As someone who grew up with used textbooks from first grade through university the brouhaha is virtually incomprehensible to me. There was even a remote sense of archeological discovery where some of the previous owners had signed their names.

“The same book as Julie Worley’s older sister? Her fair hands actually touched these same pages! I will never wash mine again…”
“Rick Daily had this? He can read?”

I tried asking some Chinese colleagues about the issue and it was clear as one put it that it is also a “cultural issue.”
“We don’t like anything old or used,” he explained. “It means we are poor.”

“Yeah, maybe, I can sort of see that though it doesn’t bother me,” I said, absently mindedly fingering the 2-year-old patch on my 8-year-old jeans and wondering how I was going to make it the end of the month on 800 yuan. “What about the idea that it’s what’s inside the book is more important than what it looks like on the outside?”

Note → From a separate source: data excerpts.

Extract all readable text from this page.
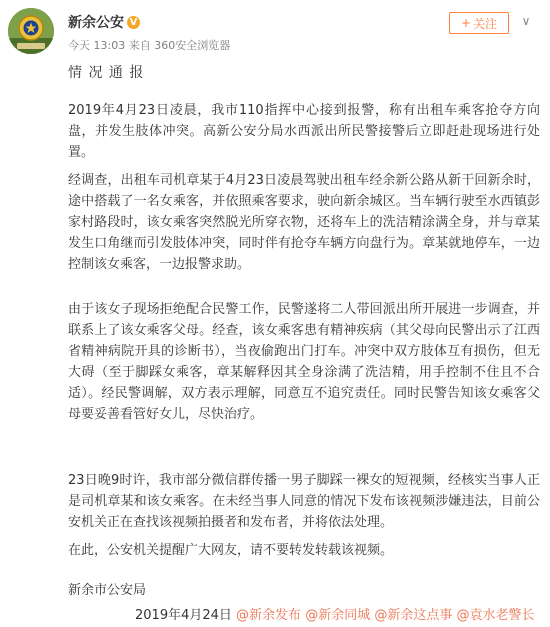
新余公安 V
今天 13:03 来自 360安全浏览器
+ 关注	∨
情 况 通 报

2019年4月23日凌晨，我市110指挥中心接到报警，称有出租车乘客抢夺方向盘，并发生肢体冲突。高新公安分局水西派出所民警接警后立即赶赴现场进行处置。

经调查，出租车司机章某于4月23日凌晨驾驶出租车经余新公路从新干回新余时，途中搭载了一名女乘客，并依照乘客要求，驶向新余城区。当车辆行驶至水西镇彭家村路段时，该女乘客突然脱光所穿衣物，还将车上的洗洁精涂满全身，并与章某发生口角继而引发肢体冲突，同时伴有抢夺车辆方向盘行为。章某就地停车，一边控制该女乘客，一边报警求助。

由于该女子现场拒绝配合民警工作，民警遂将二人带回派出所开展进一步调查，并联系上了该女乘客父母。经查，该女乘客患有精神疾病（其父母向民警出示了江西省精神病院开具的诊断书），当夜偷跑出门打车。冲突中双方肢体互有损伤，但无大碍（至于脚踩女乘客，章某解释因其全身涂满了洗洁精，用手控制不住且不合适）。经民警调解，双方表示理解，同意互不追究责任。同时民警告知该女乘客父母要妥善看管好女儿，尽快治疗。

23日晚9时许，我市部分微信群传播一男子脚踩一裸女的短视频，经核实当事人正是司机章某和该女乘客。在未经当事人同意的情况下发布该视频涉嫌违法，目前公安机关正在查找该视频拍摄者和发布者，并将依法处理。

在此，公安机关提醒广大网友，请不要转发转载该视频。

新余市公安局
2019年4月24日 @新余发布 @新余同城 @新余这点事 @袁水老警长
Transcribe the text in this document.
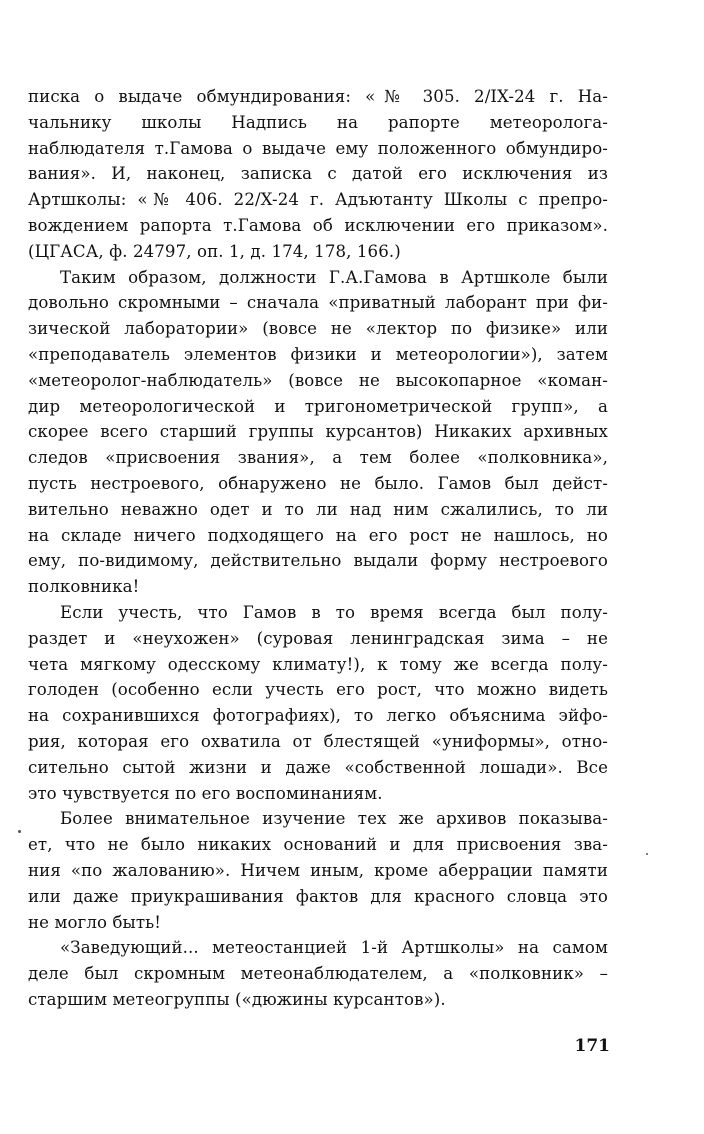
писка о выдаче обмундирования: «№ 305. 2/IX-24 г. На-
чальнику школы Надпись на рапорте метеоролога-
наблюдателя т.Гамова о выдаче ему положенного обмундиро-
вания». И, наконец, записка с датой его исключения из
Артшколы: «№ 406. 22/X-24 г. Адъютанту Школы с препро-
вождением рапорта т.Гамова об исключении его приказом».
(ЦГАСА, ф. 24797, оп. 1, д. 174, 178, 166.)
Таким образом, должности Г.А.Гамова в Артшколе были
довольно скромными – сначала «приватный лаборант при фи-
зической лаборатории» (вовсе не «лектор по физике» или
«преподаватель элементов физики и метеорологии»), затем
«метеоролог-наблюдатель» (вовсе не высокопарное «коман-
дир метеорологической и тригонометрической групп», а
скорее всего старший группы курсантов) Никаких архивных
следов «присвоения звания», а тем более «полковника»,
пусть нестроевого, обнаружено не было. Гамов был дейст-
вительно неважно одет и то ли над ним сжалились, то ли
на складе ничего подходящего на его рост не нашлось, но
ему, по-видимому, действительно выдали форму нестроевого
полковника!
Если учесть, что Гамов в то время всегда был полу-
раздет и «неухожен» (суровая ленинградская зима – не
чета мягкому одесскому климату!), к тому же всегда полу-
голоден (особенно если учесть его рост, что можно видеть
на сохранившихся фотографиях), то легко объяснима эйфо-
рия, которая его охватила от блестящей «униформы», отно-
сительно сытой жизни и даже «собственной лошади». Все
это чувствуется по его воспоминаниям.
Более внимательное изучение тех же архивов показыва-
ет, что не было никаких оснований и для присвоения зва-
ния «по жалованию». Ничем иным, кроме аберрации памяти
или даже приукрашивания фактов для красного словца это
не могло быть!
«Заведующий... метеостанцией 1-й Артшколы» на самом
деле был скромным метеонаблюдателем, а «полковник» –
старшим метеогруппы («дюжины курсантов»).
171
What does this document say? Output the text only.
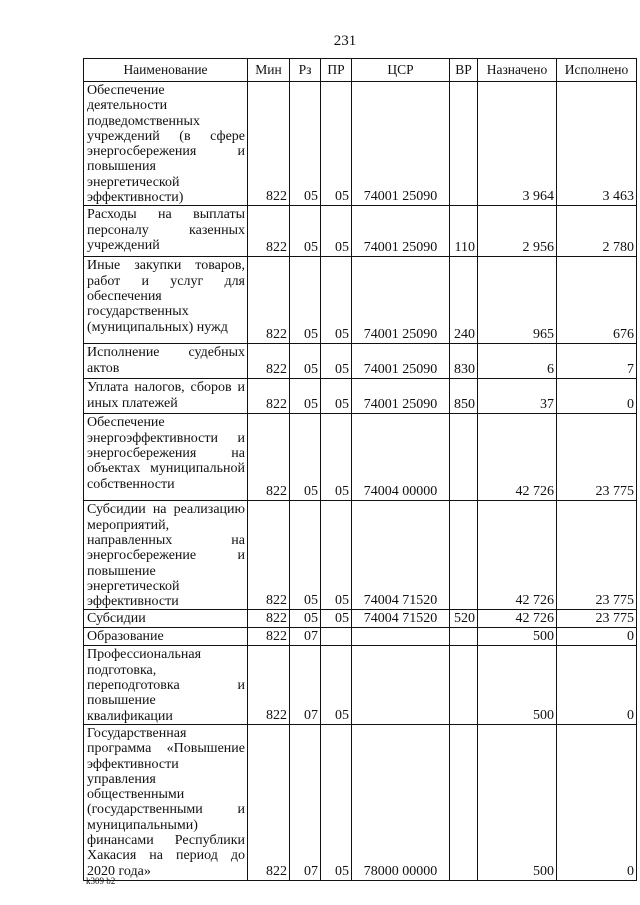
231
Наименование	Мин	Рз	ПР	ЦСР	ВР	Назначено	Исполнено
Обеспечение деятельности подведомственных учреждений (в сфере энергосбережения и повышения энергетической эффективности)	822	05	05	74001 25090		3 964	3 463
Расходы на выплаты персоналу казенных учреждений	822	05	05	74001 25090	110	2 956	2 780
Иные закупки товаров, работ и услуг для обеспечения государственных (муниципальных) нужд	822	05	05	74001 25090	240	965	676
Исполнение судебных актов	822	05	05	74001 25090	830	6	7
Уплата налогов, сборов и иных платежей	822	05	05	74001 25090	850	37	0
Обеспечение энергоэффективности и энергосбережения на объектах муниципальной собственности	822	05	05	74004 00000		42 726	23 775
Субсидии на реализацию мероприятий, направленных на энергосбережение и повышение энергетической эффективности	822	05	05	74004 71520		42 726	23 775
Субсидии	822	05	05	74004 71520	520	42 726	23 775
Образование	822	07				500	0
Профессиональная подготовка, переподготовка и повышение квалификации	822	07	05			500	0
Государственная программа «Повышение эффективности управления общественными (государственными и муниципальными) финансами Республики Хакасия на период до 2020 года»	822	07	05	78000 00000		500	0
k309 b2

Another Chinese coworker laughed. “If you could read what is inside our textbooks, perhaps you would agree that a pretty cover has more value.”

2 comments:

Anonymous said...

or textbooks in New York City, where the last president on the "roll call of presidents" is James Garfield!

Matthew said...

Do other Asian countries recycle textbooks? I know most have a similar view about having second-hand things around.

That last bit about your conversation is fantastic. Makes me want to go buy a Chinese textbook and learn to read.